Publié le par Gwladys Jativa

Blacklist Redeption. série Américaine. Série TV

Résumé.

Spin off (= série dérivée) de la série Blacklist, centrée sur le personnage de Tom Keen.

Quand il découvre dans la série mère, qu’il est le fils de Susan Hargrave, Tom Keen envisage d’accepter l’offre d’emploi que lui a fait cette dernière. Mais sur les conseils de Raymond Reddington, il la décline.

Susan Hargrave et son mari Howard, ont créé et dirigent une agence privée de renseignements. Grâce à cette agence, ils interviennent là où le gouvernement Américain ne peut pas, ou ne veut pas, se mouiller.

A la demande de Howard qui se fait passer pour mort, Tom va infiltrer l’agence et espionner sa mère qui ignore qui il est véritablement.

Cette série est plus orientée infiltration/espionnage que la série mère qui elle, tourne autour des enquêtes policières menées par l’unité spéciale du FBI.

 

Les personnages principaux.

Tom Keen

 (Ryan Eggold)

Qui est Tom Keen ? On se pose déjà la question dans Blacklist et on continue à se la poser ici.

Dans la série mère on le voit incarner différents personnages : de l’instituteur gentil et naïf, au néo-nazi, en passant par le mari aimant.

Ici, il reste encore ambigüe : il cache la vérité sur son identité à sa mère, et semble en même temps éprouver de l’empathie pour elle, tout en s’en méfiant.

Difficile donc de définir la personnalité de Tom Keen, puisqu’il passe plus de temps « sous couverture » qu’à être vraiment lui-même : un véritable caméléon…

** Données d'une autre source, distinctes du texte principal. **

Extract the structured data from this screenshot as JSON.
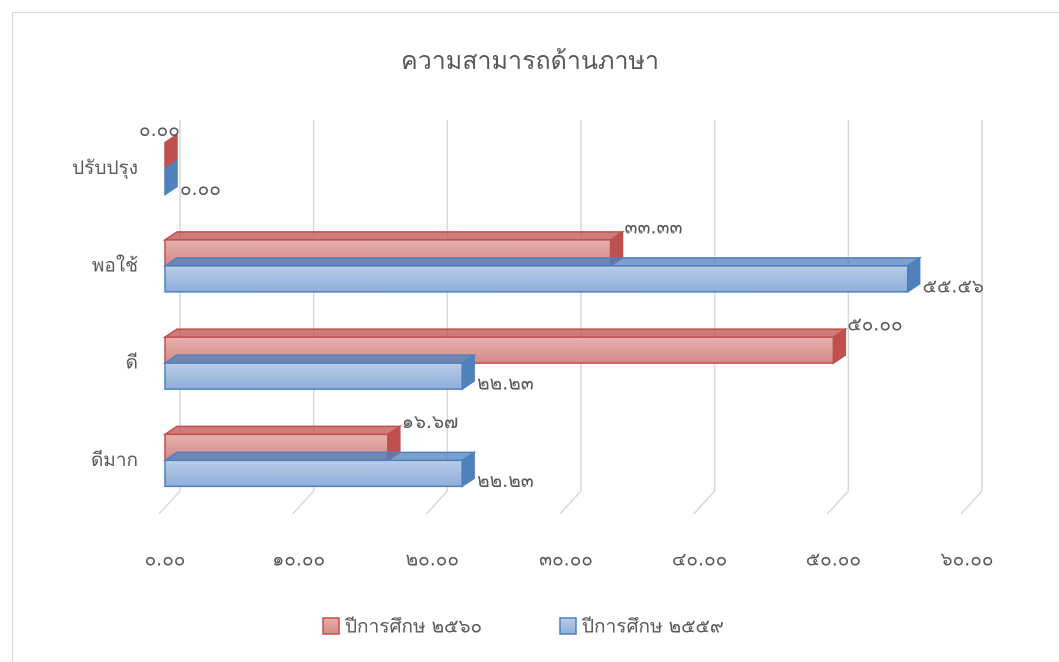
{
  "chart_data": {
    "type": "bar3d_horizontal",
    "title": "ความสามารถด้านภาษา",
    "categories": [
      "ดีมาก",
      "ดี",
      "พอใช้",
      "ปรับปรุง"
    ],
    "series": [
      {
        "name": "ปีการศึกษ ๒๕๖๐",
        "color": "#c0504d",
        "values": [
          16.67,
          50.0,
          33.33,
          0.0
        ],
        "value_labels": [
          "๑๖.๖๗",
          "๕๐.๐๐",
          "๓๓.๓๓",
          "๐.๐๐"
        ]
      },
      {
        "name": "ปีการศึกษ ๒๕๕๙",
        "color": "#4f81bd",
        "values": [
          22.23,
          22.23,
          55.56,
          0.0
        ],
        "value_labels": [
          "๒๒.๒๓",
          "๒๒.๒๓",
          "๕๕.๕๖",
          "๐.๐๐"
        ]
      }
    ],
    "xlim": [
      0,
      60
    ],
    "xticks": [
      {
        "value": 0,
        "label": "๐.๐๐"
      },
      {
        "value": 10,
        "label": "๑๐.๐๐"
      },
      {
        "value": 20,
        "label": "๒๐.๐๐"
      },
      {
        "value": 30,
        "label": "๓๐.๐๐"
      },
      {
        "value": 40,
        "label": "๔๐.๐๐"
      },
      {
        "value": 50,
        "label": "๕๐.๐๐"
      },
      {
        "value": 60,
        "label": "๖๐.๐๐"
      }
    ],
    "grid": true,
    "legend": "bottom"
  }
}
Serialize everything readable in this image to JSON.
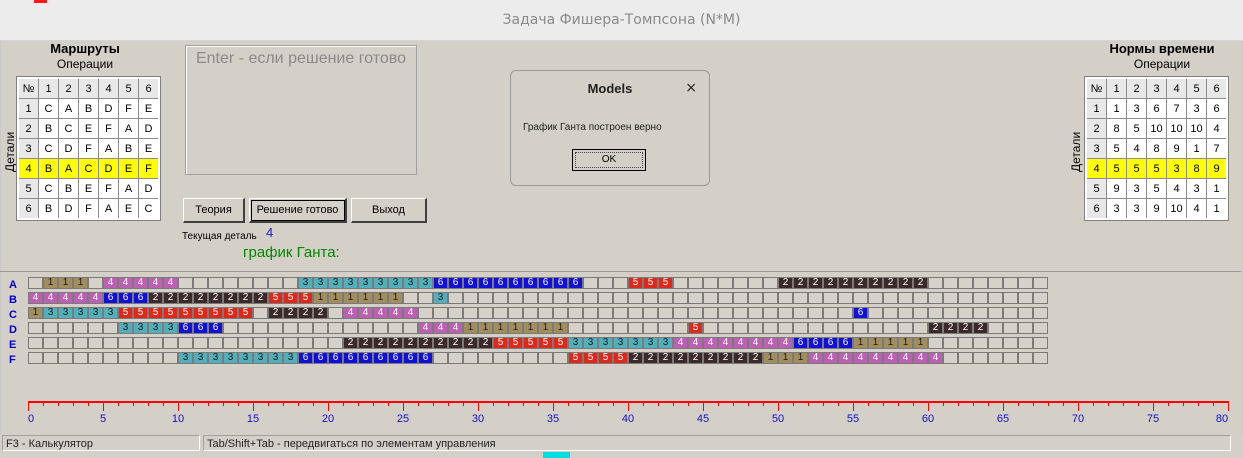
{
  "window": {
    "title": "Задача Фишера-Томпсона (N*M)"
  },
  "routes": {
    "title": "Маршруты",
    "subtitle": "Операции",
    "side_label": "Детали",
    "header": [
      "№",
      "1",
      "2",
      "3",
      "4",
      "5",
      "6"
    ],
    "rows": [
      [
        "1",
        "C",
        "A",
        "B",
        "D",
        "F",
        "E"
      ],
      [
        "2",
        "B",
        "C",
        "E",
        "F",
        "A",
        "D"
      ],
      [
        "3",
        "C",
        "D",
        "F",
        "A",
        "B",
        "E"
      ],
      [
        "4",
        "B",
        "A",
        "C",
        "D",
        "E",
        "F"
      ],
      [
        "5",
        "C",
        "B",
        "E",
        "F",
        "A",
        "D"
      ],
      [
        "6",
        "B",
        "D",
        "F",
        "A",
        "E",
        "C"
      ]
    ],
    "highlight_row": 3
  },
  "times": {
    "title": "Нормы времени",
    "subtitle": "Операции",
    "side_label": "Детали",
    "header": [
      "№",
      "1",
      "2",
      "3",
      "4",
      "5",
      "6"
    ],
    "rows": [
      [
        "1",
        "1",
        "3",
        "6",
        "7",
        "3",
        "6"
      ],
      [
        "2",
        "8",
        "5",
        "10",
        "10",
        "10",
        "4"
      ],
      [
        "3",
        "5",
        "4",
        "8",
        "9",
        "1",
        "7"
      ],
      [
        "4",
        "5",
        "5",
        "5",
        "3",
        "8",
        "9"
      ],
      [
        "5",
        "9",
        "3",
        "5",
        "4",
        "3",
        "1"
      ],
      [
        "6",
        "3",
        "3",
        "9",
        "10",
        "4",
        "1"
      ]
    ],
    "highlight_row": 3
  },
  "hint": {
    "text": "Enter - если решение готово"
  },
  "buttons": {
    "theory": "Теория",
    "solution_ready": "Решение готово",
    "exit": "Выход"
  },
  "current_detail": {
    "label": "Текущая деталь",
    "value": "4"
  },
  "gantt": {
    "title": "график Ганта:",
    "machines": [
      "A",
      "B",
      "C",
      "D",
      "E",
      "F"
    ],
    "cells_per_row": 68,
    "colors": {
      "1": "#a28d5d",
      "2": "#3c2a2a",
      "3": "#52b0bc",
      "4": "#bd5fb3",
      "5": "#e0281a",
      "6": "#1010d8",
      "empty": "#d6d2ca"
    },
    "rows": [
      [
        {
          "job": "1",
          "start": 1,
          "len": 3
        },
        {
          "job": "4",
          "start": 5,
          "len": 5
        },
        {
          "job": "3",
          "start": 18,
          "len": 9
        },
        {
          "job": "6",
          "start": 27,
          "len": 10
        },
        {
          "job": "5",
          "start": 40,
          "len": 3
        },
        {
          "job": "2",
          "start": 50,
          "len": 10
        }
      ],
      [
        {
          "job": "4",
          "start": 0,
          "len": 5
        },
        {
          "job": "6",
          "start": 5,
          "len": 3
        },
        {
          "job": "2",
          "start": 8,
          "len": 8
        },
        {
          "job": "5",
          "start": 16,
          "len": 3
        },
        {
          "job": "1",
          "start": 19,
          "len": 6
        },
        {
          "job": "3",
          "start": 27,
          "len": 1
        }
      ],
      [
        {
          "job": "1",
          "start": 0,
          "len": 1
        },
        {
          "job": "3",
          "start": 1,
          "len": 5
        },
        {
          "job": "5",
          "start": 6,
          "len": 9
        },
        {
          "job": "2",
          "start": 16,
          "len": 4
        },
        {
          "job": "4",
          "start": 21,
          "len": 5
        },
        {
          "job": "6",
          "start": 55,
          "len": 1
        }
      ],
      [
        {
          "job": "3",
          "start": 6,
          "len": 4
        },
        {
          "job": "6",
          "start": 10,
          "len": 3
        },
        {
          "job": "4",
          "start": 26,
          "len": 3
        },
        {
          "job": "1",
          "start": 29,
          "len": 7
        },
        {
          "job": "5",
          "start": 44,
          "len": 1
        },
        {
          "job": "2",
          "start": 60,
          "len": 4
        }
      ],
      [
        {
          "job": "2",
          "start": 21,
          "len": 10
        },
        {
          "job": "5",
          "start": 31,
          "len": 5
        },
        {
          "job": "3",
          "start": 36,
          "len": 7
        },
        {
          "job": "4",
          "start": 43,
          "len": 8
        },
        {
          "job": "6",
          "start": 51,
          "len": 4
        },
        {
          "job": "1",
          "start": 55,
          "len": 5
        }
      ],
      [
        {
          "job": "3",
          "start": 10,
          "len": 8
        },
        {
          "job": "6",
          "start": 18,
          "len": 9
        },
        {
          "job": "5",
          "start": 36,
          "len": 4
        },
        {
          "job": "2",
          "start": 40,
          "len": 9
        },
        {
          "job": "1",
          "start": 49,
          "len": 3
        },
        {
          "job": "4",
          "start": 52,
          "len": 9
        }
      ]
    ]
  },
  "axis": {
    "min": 0,
    "max": 80,
    "labels": [
      "0",
      "5",
      "10",
      "15",
      "20",
      "25",
      "30",
      "35",
      "40",
      "45",
      "50",
      "55",
      "60",
      "65",
      "70",
      "75",
      "80"
    ]
  },
  "dialog": {
    "title": "Models",
    "close": "×",
    "message": "График Ганта построен верно",
    "ok": "OK"
  },
  "status": {
    "left": "F3 - Калькулятор",
    "right": "Tab/Shift+Tab - передвигаться по элементам управления"
  }
}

Il va devoir faire équipe avec Mathias Salomon qui a tenté de le tuer dans Blacklist : un binôme intéressant.

Susan Scott « Scottie » Hargrave

(Framke Janssen)

Femme d’affaire ambitieuse et sans pitié, elle semble pleurer sincèrement la perte de son enfant, Christopher, disparu et présumé mort près de 30 ans plus tôt.

Par contre, elle semble assez peu affectée par la perte de son mari…

Elle a un petit côté paradoxal : à la fois sans pitié et sans aucun état d’âme, tout en étant à certains moments très humaine. Elle s’oppose, par exemple, au gouvernement américain et ce pour venir en aide à l’une de ses amies. Et dans le même temps, elle est capable de menacer de mort une autre personne, ou de faire du chantage, de l’extorsion, etc.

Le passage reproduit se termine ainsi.